Usually, when blood oxygen levels fall because of inflammation in the lungs, the waste gas of carbon dioxide rises. It is this rise in the level of uncleared carbon dioxide that produces the distressing symptom of ‘air hunger’. Even when levels of oxygen in the blood of the COVID patients (as measured by an oxygen saturation monitor) dropped from the usual SaO2 of 95-99% to a level of around 80% (which would normally be considered life-threatening), some people with the virus seemed comfortable, and were not gasping for air. The phenomena became known as ‘happy hypoxia’.
The physiology of this happy hypoxia can be explained by noting the following: although the COVID patients’ lungs were so inflamed that oxygen could not be extracted into the blood, and even though they were clearly hypoxic, there was still good clearance and elimination of the waste gas, carbon dioxide.
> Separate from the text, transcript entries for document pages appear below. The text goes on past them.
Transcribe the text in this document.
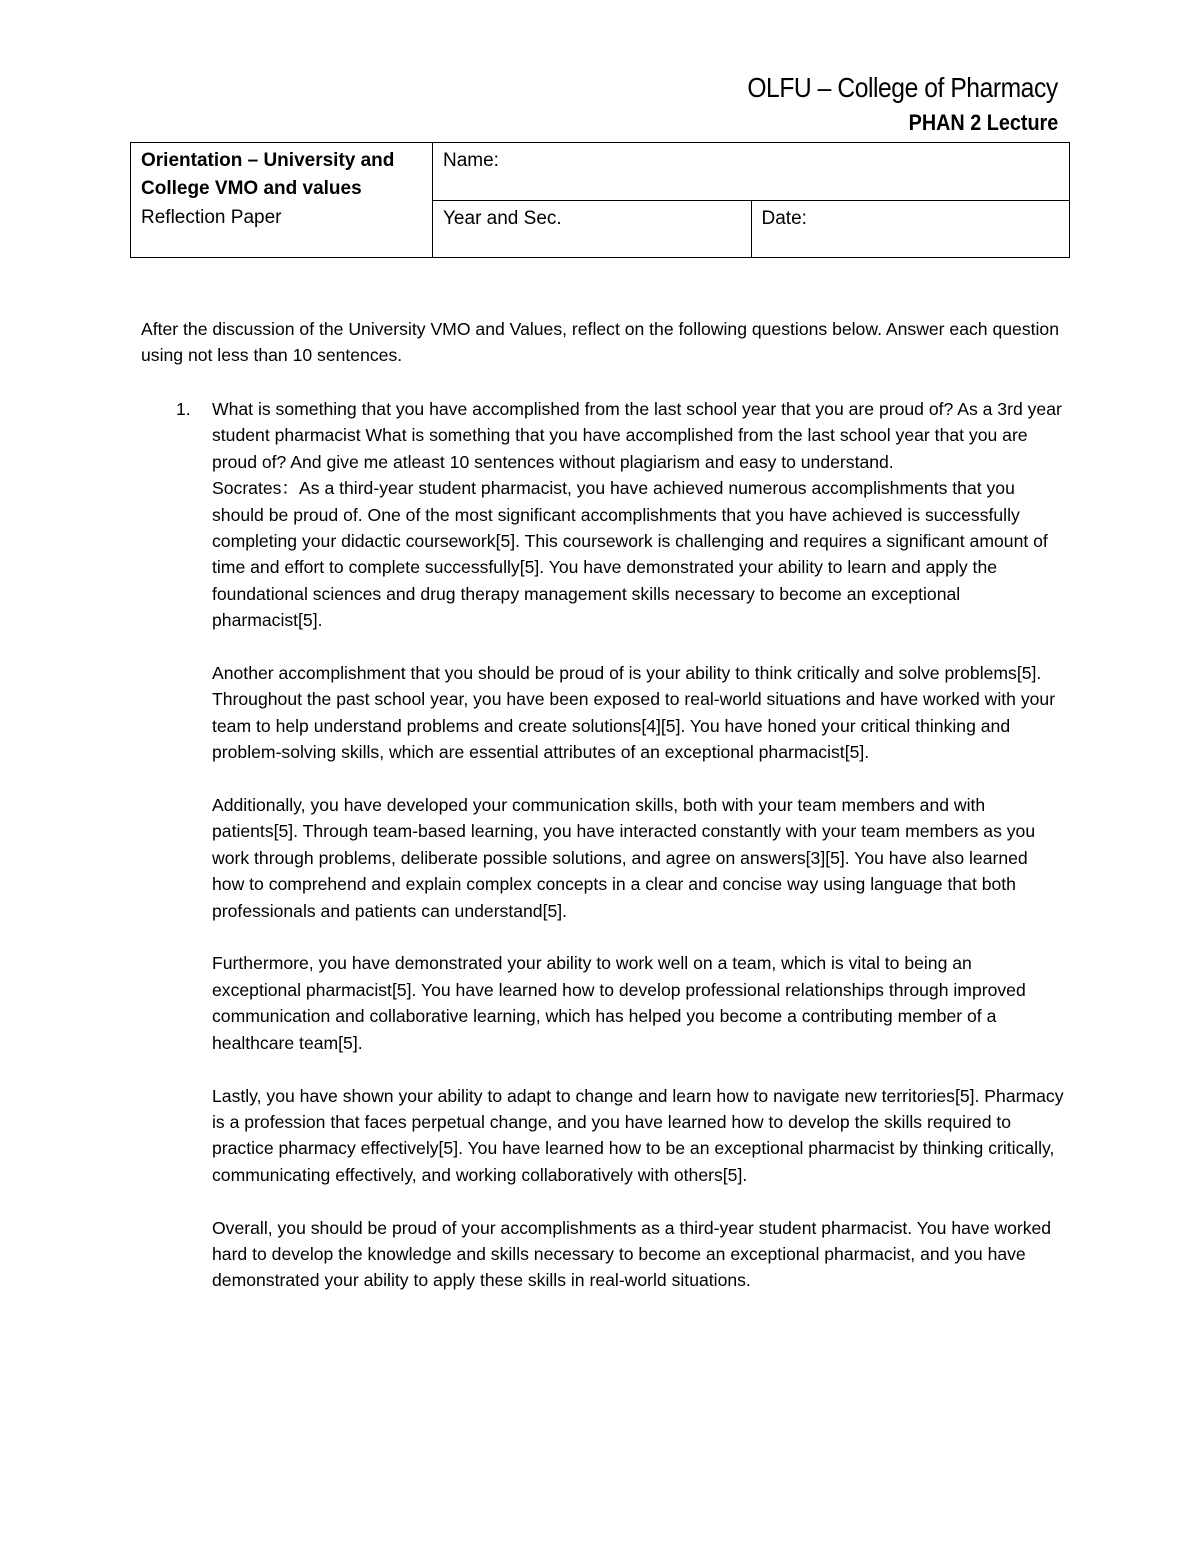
OLFU – College of Pharmacy
PHAN 2 Lecture
Orientation – University and College VMO and values
Reflection Paper	Name:	
	Year and Sec.	Date:

After the discussion of the University VMO and Values, reflect on the following questions below. Answer each question using not less than 10 sentences.

1. What is something that you have accomplished from the last school year that you are proud of? As a 3rd year student pharmacist What is something that you have accomplished from the last school year that you are proud of? And give me atleast 10 sentences without plagiarism and easy to understand.

Socrates：As a third-year student pharmacist, you have achieved numerous accomplishments that you should be proud of. One of the most significant accomplishments that you have achieved is successfully completing your didactic coursework[5]. This coursework is challenging and requires a significant amount of time and effort to complete successfully[5]. You have demonstrated your ability to learn and apply the foundational sciences and drug therapy management skills necessary to become an exceptional pharmacist[5].

Another accomplishment that you should be proud of is your ability to think critically and solve problems[5]. Throughout the past school year, you have been exposed to real-world situations and have worked with your team to help understand problems and create solutions[4][5]. You have honed your critical thinking and problem-solving skills, which are essential attributes of an exceptional pharmacist[5].

Additionally, you have developed your communication skills, both with your team members and with patients[5]. Through team-based learning, you have interacted constantly with your team members as you work through problems, deliberate possible solutions, and agree on answers[3][5]. You have also learned how to comprehend and explain complex concepts in a clear and concise way using language that both professionals and patients can understand[5].

Furthermore, you have demonstrated your ability to work well on a team, which is vital to being an exceptional pharmacist[5]. You have learned how to develop professional relationships through improved communication and collaborative learning, which has helped you become a contributing member of a healthcare team[5].

Lastly, you have shown your ability to adapt to change and learn how to navigate new territories[5]. Pharmacy is a profession that faces perpetual change, and you have learned how to develop the skills required to practice pharmacy effectively[5]. You have learned how to be an exceptional pharmacist by thinking critically, communicating effectively, and working collaboratively with others[5].

Overall, you should be proud of your accomplishments as a third-year student pharmacist. You have worked hard to develop the knowledge and skills necessary to become an exceptional pharmacist, and you have demonstrated your ability to apply these skills in real-world situations.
Happy hypoxia has also been associated with deaths resulting from lung infections and pneumonia. When William Osler, one of the founders of the Johns Hopkins Hospital, described in 1892, a death from pneumonia as ‘the old person’s friend’, it was happy hypoxia that he was referring to (See the COVID-19 Chapter in this book). The goal, therefore, is to ensure the hypoxic death will be a happy one. Happy hypoxia depends on cerebral oxygen levels dropping to lethal levels, while avoiding any increase in carbon dioxide (with the associated distressing symptoms).
The Cardiac Switch
The ischemic hypoxia that is brought about by interfering with the heart is rarely peaceful. A heart attack (AMI), for example, leads to the heart being suddenly unable to pump blood and is often accompanied by severe chest pain. Some cardiotoxic drugs can also stop the heart and cause ischaemic hypoxia.